People may remember this album mostly as the really long one. I’ll remember it as the one she wrote not to entertain us but to survive. As she said onstage in Melbourne: “I needed to make it. It was really a lifeline for me”. There’s a widespread assumption she’ll next move on to an album of loved-up “So High Schools”. Maybe she has moved on, and writing this album helped her. But one of my favourite things about Taylor is that she refuses to “get over things” on anyone else’s schedule. I think of the common saying that it takes half the time you were together to get over someone. If you believed it was forever, how can you ever really get over it?
Thank you to Ira for letting me quote him. Thank you to Helen for checking and Fleetwood Mac insight.
CORRECTIONS from Satu: Robin is not about girlhood but boyhood and therefore it doesn’t belong on a Taylor Swift album for my money. Don’t make me care about boys! Without making the connection to Seven and other songs about girlhood I take back my glowing review.
I can’t believe I forgot to mention Chloe or Sam or Sophia or Marcus, arguably Taylor’s first direct and unequivocable mention of queer sexuality.

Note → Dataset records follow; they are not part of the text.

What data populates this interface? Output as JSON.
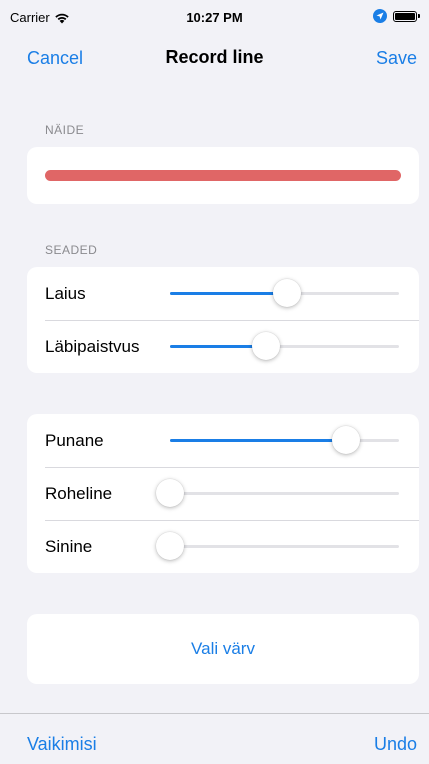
{
  "status_bar": {
    "carrier": "Carrier",
    "time": "10:27 PM",
    "icons": [
      "wifi-icon",
      "location-icon",
      "battery-icon"
    ]
  },
  "nav": {
    "cancel_label": "Cancel",
    "title": "Record line",
    "save_label": "Save"
  },
  "preview": {
    "header": "NÄIDE",
    "line_color": "#e06666"
  },
  "settings": {
    "header": "SEADED",
    "sliders": [
      {
        "label": "Laius",
        "value": 0.51
      },
      {
        "label": "Läbipaistvus",
        "value": 0.42
      }
    ]
  },
  "color": {
    "sliders": [
      {
        "label": "Punane",
        "value": 0.77
      },
      {
        "label": "Roheline",
        "value": 0.0
      },
      {
        "label": "Sinine",
        "value": 0.0
      }
    ],
    "choose_label": "Vali värv"
  },
  "toolbar": {
    "default_label": "Vaikimisi",
    "undo_label": "Undo"
  },
  "colors": {
    "accent": "#1a7ee6",
    "background": "#f2f2f7"
  }
}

I love this - also just pre-ordered your book! 😍 I completely agree about sitting with the music for a while before deciding how we feel about it. So many albums - both Taylor Swift’s, and other artists - I have to listen to multiple times before I really know which are my favourites or how it makes me feel. Controversially I didn’t love folklore when I first listened, and it’s now tied with 1989 as my favourite!